Comment la mission des villes a-t-elle évolué dans les dernières décennies ?
Leur rôle premier est maintenant de créer du bonheur. D’être à l’écoute. Depuis quelques années, des municipalités accordent des budgets à des citoyens pour la mise en œuvre de projets qui leur tiennent à cœur [NDLR : création d’un arboretum, revitalisation d’une artère]. La population a aussi davantage le réflexe d’interpeller le conseil municipal pour régler des enjeux, y compris dans des sphères dont il n’est pas responsable, comme la santé et l’éducation. Il y en a qui appellent à l’hôtel de ville pour qu’on les aide à se trouver un médecin de famille ! Et puis, Internet fait que les gens sont informés des meilleures pratiques. Toutes les semaines, ils m’envoient des exemples de belles initiatives mises en place dans d’autres villes.
Pourquoi êtes-vous plus sollicité qu’avant ?
Quand Québec a procédé à une rationalisation pour retourner à l’équilibre budgétaire, à partir des années 1990, les citoyens se sont tournés vers les villes, le dernier rempart. Ça a notamment été le cas des organismes communautaires à qui on avait retiré du financement en 2014 et en 2015, par exemple. Si le gouvernement réduit les services dans un hôpital ou tarde à construire une école, les gens s’attendent maintenant à ce que les élus municipaux mettent leur poing sur la table pour dire : ça va faire. Les médias accordent aussi plus de place au point de vue municipal.
Quels sont les grands défis de demain pour les villes ?
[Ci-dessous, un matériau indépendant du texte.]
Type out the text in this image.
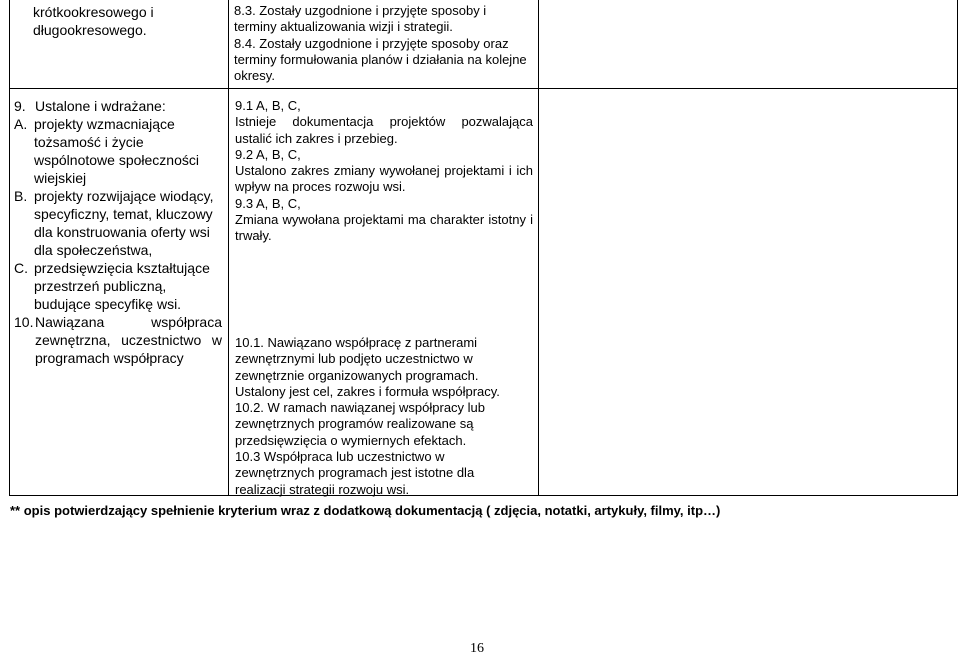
krótkookresowego i długookresowego.
8.3. Zostały uzgodnione i przyjęte sposoby i terminy aktualizowania wizji i strategii.
8.4. Zostały uzgodnione i przyjęte sposoby oraz terminy formułowania planów i działania na kolejne okresy.
9. Ustalone i wdrażane:
A. projekty wzmacniające tożsamość i życie wspólnotowe społeczności wiejskiej
B. projekty rozwijające wiodący, specyficzny, temat, kluczowy dla konstruowania oferty wsi dla społeczeństwa,
C. przedsięwzięcia kształtujące przestrzeń publiczną, budujące specyfikę wsi.
10. Nawiązana współpraca zewnętrzna, uczestnictwo w programach współpracy
9.1 A, B, C,
Istnieje dokumentacja projektów pozwalająca ustalić ich zakres i przebieg.
9.2 A, B, C,
Ustalono zakres zmiany wywołanej projektami i ich wpływ na proces rozwoju wsi.
9.3 A, B, C,
Zmiana wywołana projektami ma charakter istotny i trwały.
10.1. Nawiązano współpracę z partnerami zewnętrznymi lub podjęto uczestnictwo w zewnętrznie organizowanych programach. Ustalony jest cel, zakres i formuła współpracy.
10.2. W ramach nawiązanej współpracy lub zewnętrznych programów realizowane są przedsięwzięcia o wymiernych efektach.
10.3 Współpraca lub uczestnictwo w zewnętrznych programach jest istotne dla realizacji strategii rozwoju wsi.
** opis potwierdzający spełnienie kryterium wraz z dodatkową dokumentacją ( zdjęcia, notatki, artykuły, filmy, itp…)
16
La pénurie de main-d’œuvre. C’est une énorme préoccupation dans les régions moins populeuses. La cité régionale de Drummondville [78 000 habitants] fait partie des plus touchées. Il y a six ans, un entrepreneur qui voulait s’installer chez nous s’informait du coût du terrain et des impôts municipaux. Maintenant, sa question, c’est : allez-vous m’aider à trouver du personnel ? Alors, on multiplie les missions de recrutement en Asie, au Maroc, en Tunisie. L’autre enjeu majeur, c’est la lutte contre les changements climatiques, dans laquelle le palier municipal est très impliqué. On dit souvent que plus les enjeux sont planétaires, plus les réponses sont locales ! Il faut comprendre que les phénomènes météorologiques extrêmes ont un impact direct sur des infrastructures qui relèvent des villes, comme l’aqueduc et les égouts.
Qu’est-ce que les municipalités doivent améliorer ?
Les villes sont dépendantes des impôts fonciers pour fonctionner — au Québec plus que n’importe où ailleurs. Ces impôts financent 70 % de nos budgets, contre 46 % en moyenne dans les pays de l’OCDE. Ainsi, des municipalités ont permis la création de quartiers résidentiels dans des endroits où ça aurait dû être interdit, par exemple près de cours d’eau, pour aller chercher plus de revenus… Or, certaines de ces zones sont maintenant touchées par les catastrophes naturelles. Les pratiques d’aménagement doivent être repensées et la fiscalité municipale, revue. L’UMQ vient de conclure un pacte fiscal avec Québec, par lequel les villes percevront une partie des revenus générés par la TVQ. C’est une percée historique dont on se réjouit, mais il faut aussi un meilleur partage des ressources financières entre les paliers gouvernementaux pour mieux servir la population.